Aleta and I both thought our wing days were over until I saw frozen vegan “boneless wings” at our local specialty store. The brand is called “Health is Wealth” and the box is called “Chicken Free Buffalo Wings”. These “wings” are 100% wheat gluten and vegan. I picked up a box of these with high hopes and rushed home.

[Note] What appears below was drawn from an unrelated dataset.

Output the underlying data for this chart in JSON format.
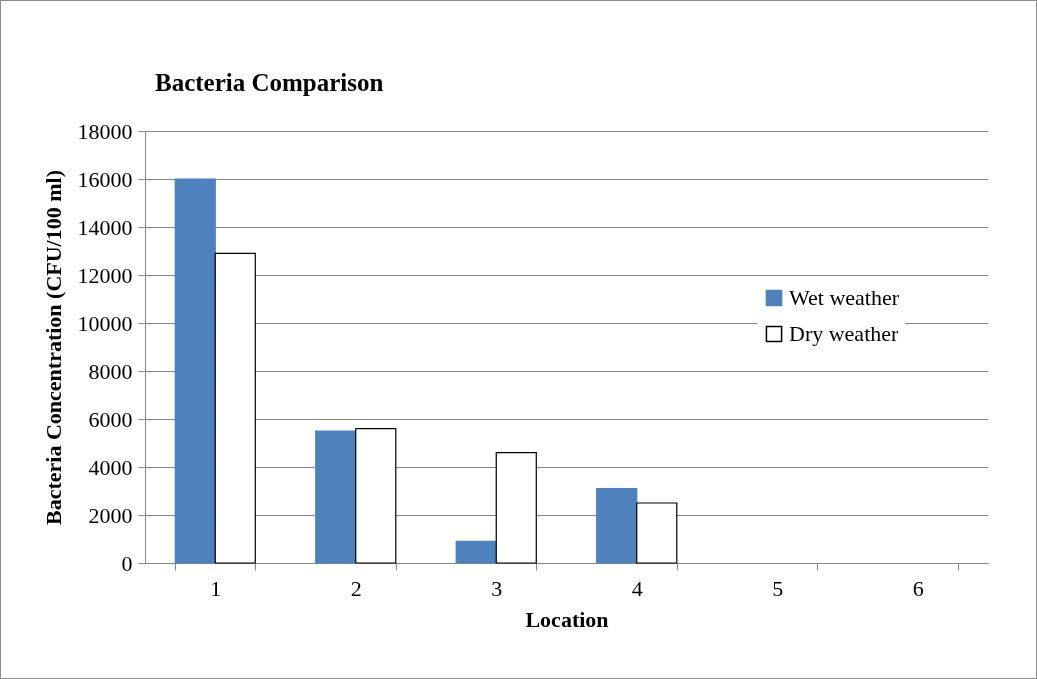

For ranch sauce, I made an all vegan ranch dip with the following ingredients:

  • 1 cup vegan mayo
  • 1 teaspoon garlic powder
  • 3/4 teaspoon onion powder
  • 1/4 teaspoon black pepper
  • 2 teaspoons of fresh parsley
  • 1/2 cup of plain soy milk
  • 1/4 cup vegan sour cream

Blend all this in a food processor until creamy and put in the fridge for 15 minutes. For wing sauce, melt 1/2 cup of Frank’s Red Hot (don’t use anything else) with 1 tsp of margarine. Bake as many wings as you’d like according to the box. When they are done, dump the in a medium sized bowl and add some hot sauce. Toss the wings a bit until they are coated. Add more or less sauce depending on taste.

We were absolutely shocked at how good these wings were. They had the same taste and texture as the boneless buffalo wings we used to eat at Chili’s. The ranch dressing had the cool garlic flavor to balance out the hot and spicy. As a matter of fact, I whipped up a batch of these last night and watched the Colts vs. Rams game.

I am sick of nuts

Wednesday, August 5th, 2009

Peanuts, to be exact.

We started eating almond butter a couple years ago simply because it was not as “strong” as peanut butter, but it also packed all the nutrition with less saturated fat (make no mistake, it still has fat. Almond butter is expense in general ($6 as opposed to $2.50 peanut butter) , but ridiculous in the two stores in Tulsa that sell it ($11+). This has caused me to pick it up at Trader Joes in CA on my biz trips.

Since I have already started throwing nuts in a blender, I decided how hard would it be to just make my own nut butter of some kind. So, I threw a handful of almonds, pecans, flax seed (gotta have the flax), and walnuts into a blender. They chopped up to a sticky powder. This was hardly spreadable. Instead of pouring oil into it to make it more “creamy”, I opened a can of conconut milk and threw it in. That definitely worked. I finished it off with some cinnamon and sugar to add a little sweetness.

When it was all said and done, I took a wiff of the stuff. It smelled like a cross between maple pancakes and tropical something. When I tasted it, I was shocked at how well all the flavors came together. Since then, we have been making a batch a week and just kinda throwing it on bread, in cereal, or even in my smoothie. Compared to peanut butter, it has a wider spread of protein, nutrients (especially calcium and iron), and is very “basic” (as in chemistry) to neutralize stomach acid, a natural antacid.